Originally, the house faced Frederick Road until the road was relocated behind the house several decades ago. Before 1972, there were houses north of the Ellicott house. When those houses were demolished, the Ellicott house was left more vulnerable to the elements. To remove the threat of flood damage, the house was relocated across the street to higher ground in 1987, with the house again facing Frederick Road.

Before the 1975 flood occurred, the house and land was owned '' by the Wilkins-Rogers Co. which had planned to preserve the house until the devastating flood. The company donated the site on higher ground across the street, and offered to give the house and land to a preservation group if funds could be raised to move the house.

Renovation efforts began in 1975, "When I was a young, naive person," laughed Charles Wagandt, chairman of the George Ellicott House Project Committee of Historic Ellicott City Inc.

Mr. Wagandt said he did not want to see the house torn down and started the drive to raise money for a study to see if the house could be moved out of the flood plain.

Once the house was successfully moved in 1987, the local preservationists then set about rebuilding parts of the house. A portion of the first floor was missing and much of the first-floor walls and plaster were washed away by the flood.

At the new site across the street, workers for the contractor, Azola Commercial Construction Co., unearthed a stone wall on what was once the site of the Continental Milling Co. Originally, the wall was probably a retaining wall for the old mill.

The house is designed in an Early Federal style that is distinguished by end chimneys and a symmetrical two-story front. The style was popular with German settlers in the Pennsylvania valley area, said Jeffrey A. Lees, project architect.

Referring to the condition of the house, Mr. Lees said, "It was in bad shape. It doesn't get much worse."

Notable house features include heart pine floors that were installed on the first floor, an unusual support design for the first floor that can be viewed from the basement, and a stairway that is protected against any design alterations by the Maryland Historical Trust.

Mr. Lees said the unconventional first-floor support system may have been devised because of a shortage of lumber at the time of construction.

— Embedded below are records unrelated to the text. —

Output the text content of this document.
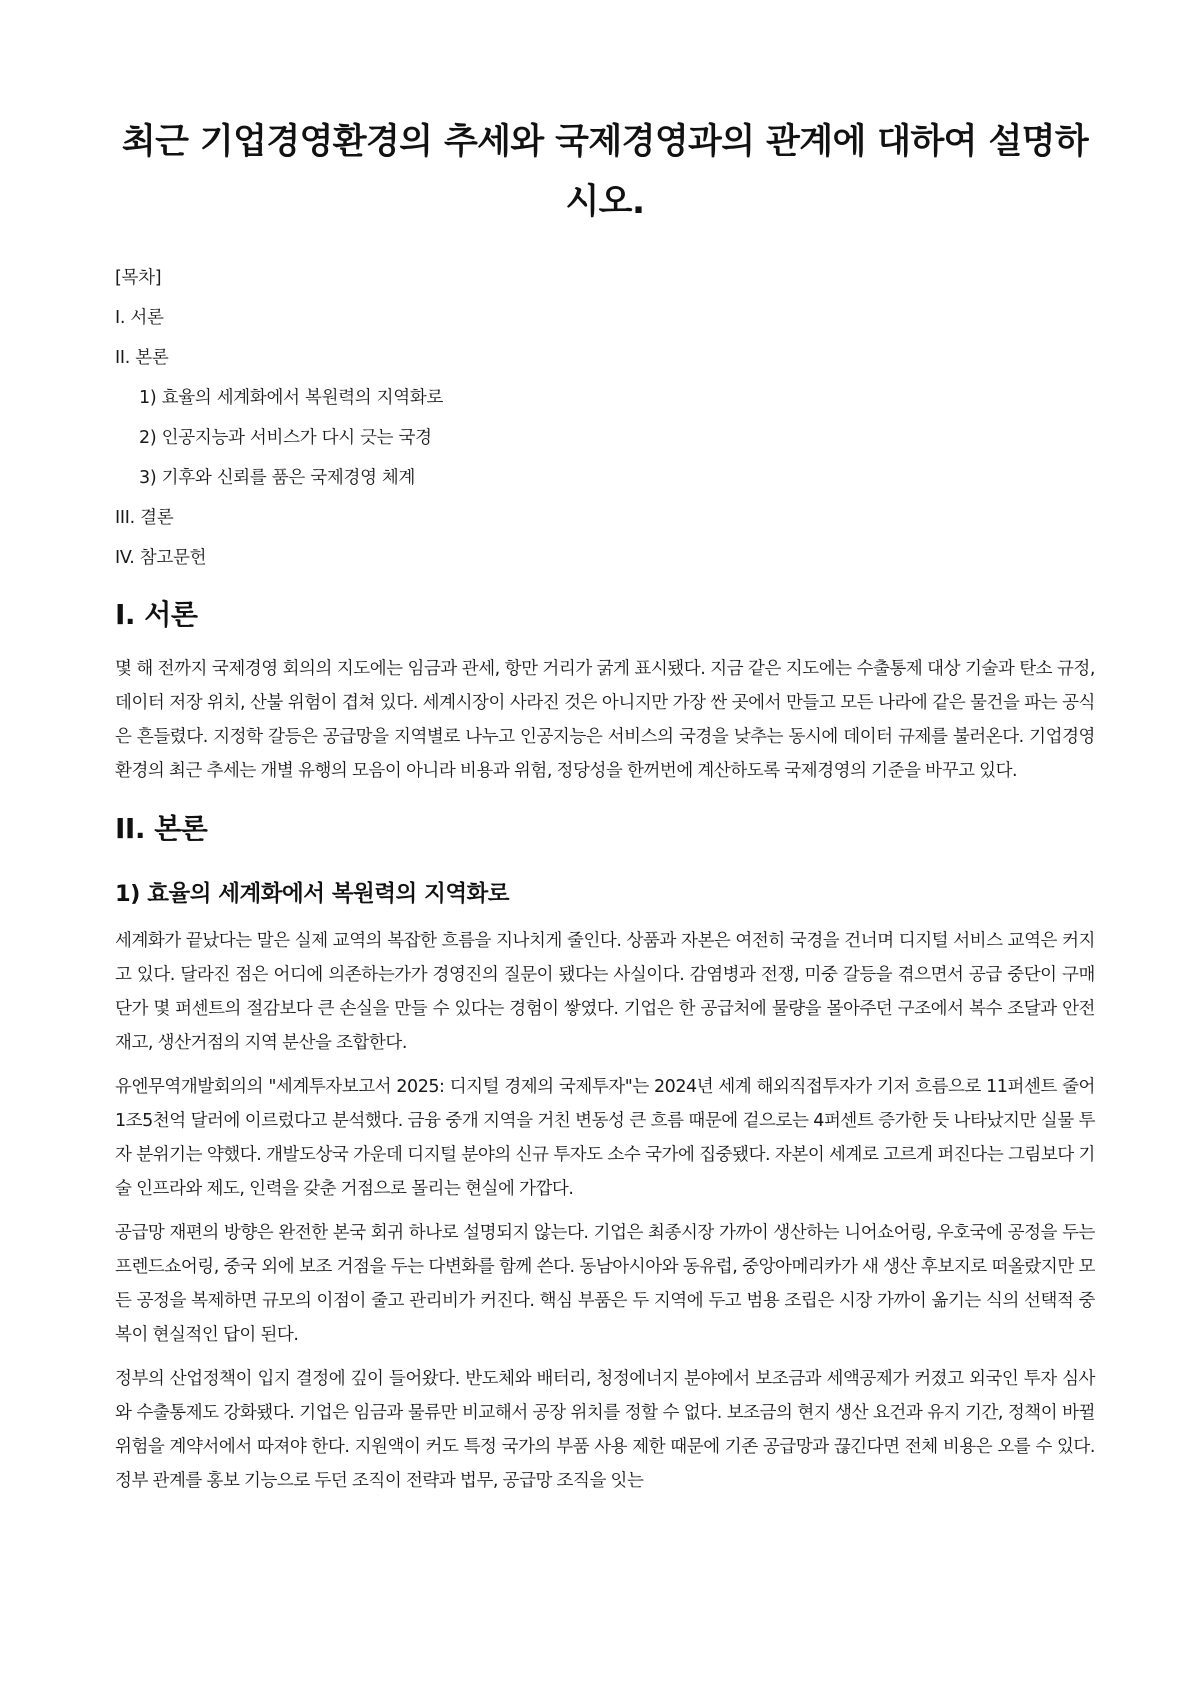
최근 기업경영환경의 추세와 국제경영과의 관계에 대하여 설명하시오.

[목차]

I. 서론

II. 본론

1) 효율의 세계화에서 복원력의 지역화로

2) 인공지능과 서비스가 다시 긋는 국경

3) 기후와 신뢰를 품은 국제경영 체계

III. 결론

IV. 참고문헌

I. 서론

몇 해 전까지 국제경영 회의의 지도에는 임금과 관세, 항만 거리가 굵게 표시됐다. 지금 같은 지도에는 수출통제 대상 기술과 탄소 규정, 데이터 저장 위치, 산불 위험이 겹쳐 있다. 세계시장이 사라진 것은 아니지만 가장 싼 곳에서 만들고 모든 나라에 같은 물건을 파는 공식은 흔들렸다. 지정학 갈등은 공급망을 지역별로 나누고 인공지능은 서비스의 국경을 낮추는 동시에 데이터 규제를 불러온다. 기업경영환경의 최근 추세는 개별 유행의 모음이 아니라 비용과 위험, 정당성을 한꺼번에 계산하도록 국제경영의 기준을 바꾸고 있다.

II. 본론
1) 효율의 세계화에서 복원력의 지역화로

세계화가 끝났다는 말은 실제 교역의 복잡한 흐름을 지나치게 줄인다. 상품과 자본은 여전히 국경을 건너며 디지털 서비스 교역은 커지고 있다. 달라진 점은 어디에 의존하는가가 경영진의 질문이 됐다는 사실이다. 감염병과 전쟁, 미중 갈등을 겪으면서 공급 중단이 구매단가 몇 퍼센트의 절감보다 큰 손실을 만들 수 있다는 경험이 쌓였다. 기업은 한 공급처에 물량을 몰아주던 구조에서 복수 조달과 안전재고, 생산거점의 지역 분산을 조합한다.

유엔무역개발회의의 "세계투자보고서 2025: 디지털 경제의 국제투자"는 2024년 세계 해외직접투자가 기저 흐름으로 11퍼센트 줄어 1조5천억 달러에 이르렀다고 분석했다. 금융 중개 지역을 거친 변동성 큰 흐름 때문에 겉으로는 4퍼센트 증가한 듯 나타났지만 실물 투자 분위기는 약했다. 개발도상국 가운데 디지털 분야의 신규 투자도 소수 국가에 집중됐다. 자본이 세계로 고르게 퍼진다는 그림보다 기술 인프라와 제도, 인력을 갖춘 거점으로 몰리는 현실에 가깝다.

공급망 재편의 방향은 완전한 본국 회귀 하나로 설명되지 않는다. 기업은 최종시장 가까이 생산하는 니어쇼어링, 우호국에 공정을 두는 프렌드쇼어링, 중국 외에 보조 거점을 두는 다변화를 함께 쓴다. 동남아시아와 동유럽, 중앙아메리카가 새 생산 후보지로 떠올랐지만 모든 공정을 복제하면 규모의 이점이 줄고 관리비가 커진다. 핵심 부품은 두 지역에 두고 범용 조립은 시장 가까이 옮기는 식의 선택적 중복이 현실적인 답이 된다.

정부의 산업정책이 입지 결정에 깊이 들어왔다. 반도체와 배터리, 청정에너지 분야에서 보조금과 세액공제가 커졌고 외국인 투자 심사와 수출통제도 강화됐다. 기업은 임금과 물류만 비교해서 공장 위치를 정할 수 없다. 보조금의 현지 생산 요건과 유지 기간, 정책이 바뀔 위험을 계약서에서 따져야 한다. 지원액이 커도 특정 국가의 부품 사용 제한 때문에 기존 공급망과 끊긴다면 전체 비용은 오를 수 있다. 정부 관계를 홍보 기능으로 두던 조직이 전략과 법무, 공급망 조직을 잇는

While the first-floor stair railing had to be refabricated, all of the upper stair steps were original to the house, and the original doors on the on the second and third floors were preserved. Supporting the third floor of the house is a single pine beam that spans the length of the house, a typical construction method of the period according to Mr. Lees. Mr. Lees said it was surprising that the beam sagged only a small amount over the years.

Attached to the main house is a stone addition that was probably done around 1810. When the main house was moved, the addition was dismantled and reassembled on the new site. A distinctive feature of the addition are arches over the windows called boussoirs, a series of stone pieces that are put together to create a flat arch.

The house was built by George Ellicott, a Quaker who ran a flour mill with his brother Jonathan for their father Andrew, one of the founders of Ellicott City.

George Ellicott was an accomplished surveyor who laid out wagon roads to Baltimore and Frederick.